Hi, I am working on the following problem:

As you drive down the road at 17 m/s you press on the gas pedal and speed up with a uniform acceleration of 1.12m/s2 for 0.65s. If the tires on your car have a radius of 33cm , what is their angular displacement during the period of accceleration?

This is what I did so far,

(1.12m/s^2) / 0.65s = 1.72 m/s acceleration

then 17m/s - 1.72 m/s = 15.28

15.28/.33m = 46 displacement?

Im not sure this was right??

 

[Galileo]

(1.12m/s^2) / 0.65s = 1.72 m/s acceleration

?? The acceleration is 1.12 m/s^2 as you stated in the problem.

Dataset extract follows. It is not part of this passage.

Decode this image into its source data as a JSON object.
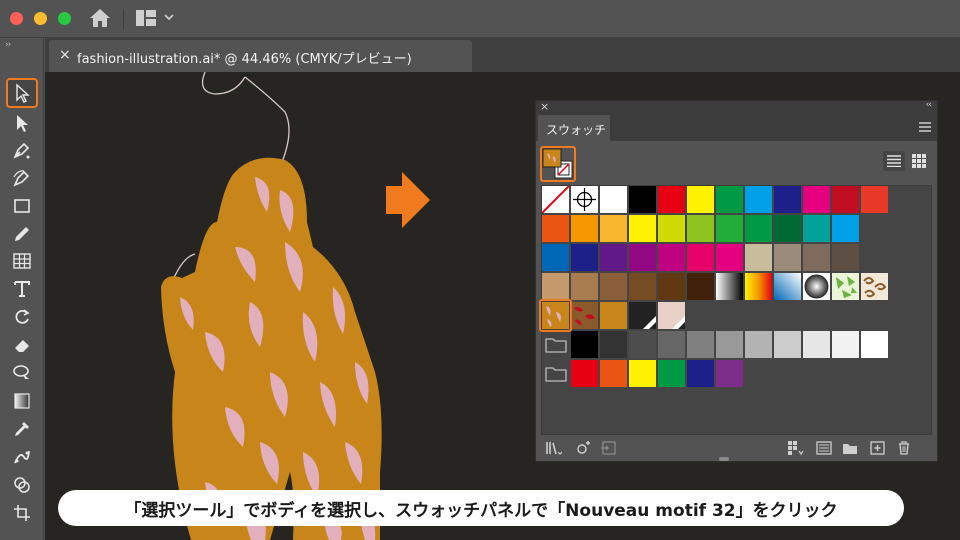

You can use the formula for the distance traveled when traveling at constant acceleration.

The distance traveled is

d=17(0.65)+1/2(1.12)(0.65)^2=11.3 m

If the wheels don`t slip then the distance traveled when the wheels make one revolution is equal to their circumference 2\pi R

 

[M98Ranger]

Hi there,

You're definitely on the right track! To solve for angular displacement in this problem, we can use the formula:

θ = ω0t + 1/2αt^2

Where:
θ = angular displacement
ω0 = initial angular velocity (in this case, 0 since the tires start at rest)
α = angular acceleration
t = time

First, let's convert the given values to the correct units. The initial velocity and acceleration are both given in meters per second, so we'll need to convert them to radians per second and radians per second squared, respectively.

ω0 = 0 rad/s
α = 1.12 m/s^2 * (1 rad/0.33 m) = 3.39 rad/s^2

Next, we can plug these values into the formula:

θ = 0 * 0.65 + 1/2 * 3.39 * (0.65)^2 = 0.73 radians

Finally, we can convert this back to degrees if needed:

θ = 0.73 radians * (180 degrees/π radians) = 41.8 degrees

So the angular displacement of the tires during the acceleration period is approximately 41.8 degrees. I hope this helps!